A 44-year-old white man with a history of idiopathic pulmonary fibrosis and chronic atrial fibrillation presented to our institution with worsening dyspnea and hypoxia, thought to be due to progressive fibrosis, and subsequently underwent pretransplantation evaluation. He was receiving long-term oral anticoagulation for atrial fibrillation. The evaluation included a right-heart catheterization, which revealed mild-to-moderate PH (Table 1). An ASCE was performed to evaluate whether an intracardiac shunt was contributing to progressive hypoxemia, and this revealed a right-to-left shunt across a PFO, which was more pronounced during a Valsalva maneuver (Fig 2). There was no evidence of an atrial or ventricular defect. After the Valsalva maneuver, the patient experienced sudden onset of left-lower-extremity numbness and bilateral central blindness. Symptoms slowly improved over 30 min before completely resolving. Head CT findings were normal, and the patient denied any previous episodes of focal neurologic symptoms. mycanadianpharmacy.com
Physical examination findings were significant for an irregular pulse at 72 beats/min, Sa0£ of 90% on 3 L/min of oxygen via nasal cannula, bibasilar crackles, and significant digital clubbing. Neurologic examination findings were normal, including visual acuity testing. Laboratory studies were significant only for a therapeutic INR of 2.5. The patient experienced no further neurologic symptoms and underwent unilateral lung transplantation in April, 1998.
A 53-year-old white woman presented to Vanderbilt Medical Center in August, 1994 for further evaluation and management of suspected PPH. As part of her evaluation, ASCE was performed, which revealed a PFO during a Valsalva maneuver. After ASCE, the patient experienced acute onset of right-lower quadrantan-opia, as well as left-hand numbness and ataxia. Head CT as well as MRI were performed, with normal findings for both. The patient denied any previous episodes of focal neurologic deficits.

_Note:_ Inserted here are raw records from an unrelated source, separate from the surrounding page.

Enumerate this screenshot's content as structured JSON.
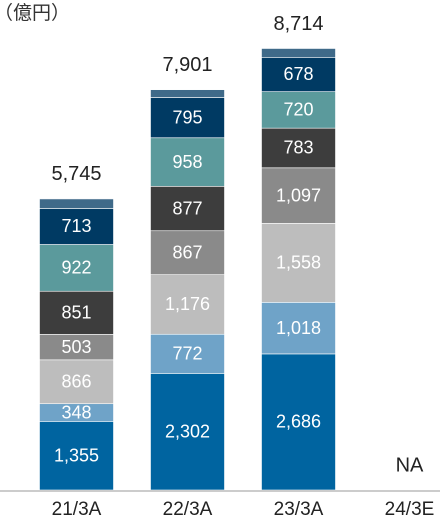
{
  "chart_data": {
    "type": "stacked_bar",
    "title": "（億円）",
    "categories": [
      "21/3A",
      "22/3A",
      "23/3A",
      "24/3E"
    ],
    "ylim": [
      0,
      9000
    ],
    "series": [
      {
        "color": "#0064a0",
        "values": [
          1355,
          2302,
          2686,
          null
        ],
        "value_labels": [
          "1,355",
          "2,302",
          "2,686",
          null
        ]
      },
      {
        "color": "#6fa3c8",
        "values": [
          348,
          772,
          1018,
          null
        ],
        "value_labels": [
          "348",
          "772",
          "1,018",
          null
        ]
      },
      {
        "color": "#bdbdbd",
        "values": [
          866,
          1176,
          1558,
          null
        ],
        "value_labels": [
          "866",
          "1,176",
          "1,558",
          null
        ]
      },
      {
        "color": "#8a8a8a",
        "values": [
          503,
          867,
          1097,
          null
        ],
        "value_labels": [
          "503",
          "867",
          "1,097",
          null
        ]
      },
      {
        "color": "#3d3d3d",
        "values": [
          851,
          877,
          783,
          null
        ],
        "value_labels": [
          "851",
          "877",
          "783",
          null
        ]
      },
      {
        "color": "#5b9a9c",
        "values": [
          922,
          958,
          720,
          null
        ],
        "value_labels": [
          "922",
          "958",
          "720",
          null
        ]
      },
      {
        "color": "#003a63",
        "values": [
          713,
          795,
          678,
          null
        ],
        "value_labels": [
          "713",
          "795",
          "678",
          null
        ]
      },
      {
        "color": "#3f6a89",
        "values": [
          187,
          154,
          174,
          null
        ]
      }
    ],
    "totals": [
      5745,
      7901,
      8714,
      null
    ],
    "total_labels": [
      "5,745",
      "7,901",
      "8,714",
      "NA"
    ]
  }
}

Physical examination findings were significant for a resting Sa0£ of 92% on room air, a 2/6 tricuspid regurgitation with a prominent P2, and an RV heave. Extremity examination findings were negative for cyanosis or clubbing. Neurologic examination findings revealed right temporal lower-field quadrantanopia, without deficits in strength, sensation, or cerebellar function. Laboratory study results were remarkable only for mild renal insufficiency, with a serum creatinine level of 1.5 mg/dL.
Over the next 24 h, the patient’s visual deficits completely resolved, and subsequent neurologic examination findings were normal. Additional workup revealed no secondary causes of PH, and subsequent right-heart catheterization confirmed the diagnosis of PPH (Table 1). Despite intensive therapy with multiple vasodilators, the patient developed severe cor pulmonale and died 3 weeks after presentation.
Figure 2. ASCE in patient 3, demonstrating bubbles instantly traversing a PFO. See Figure 1 legend for expansion of abbreviations.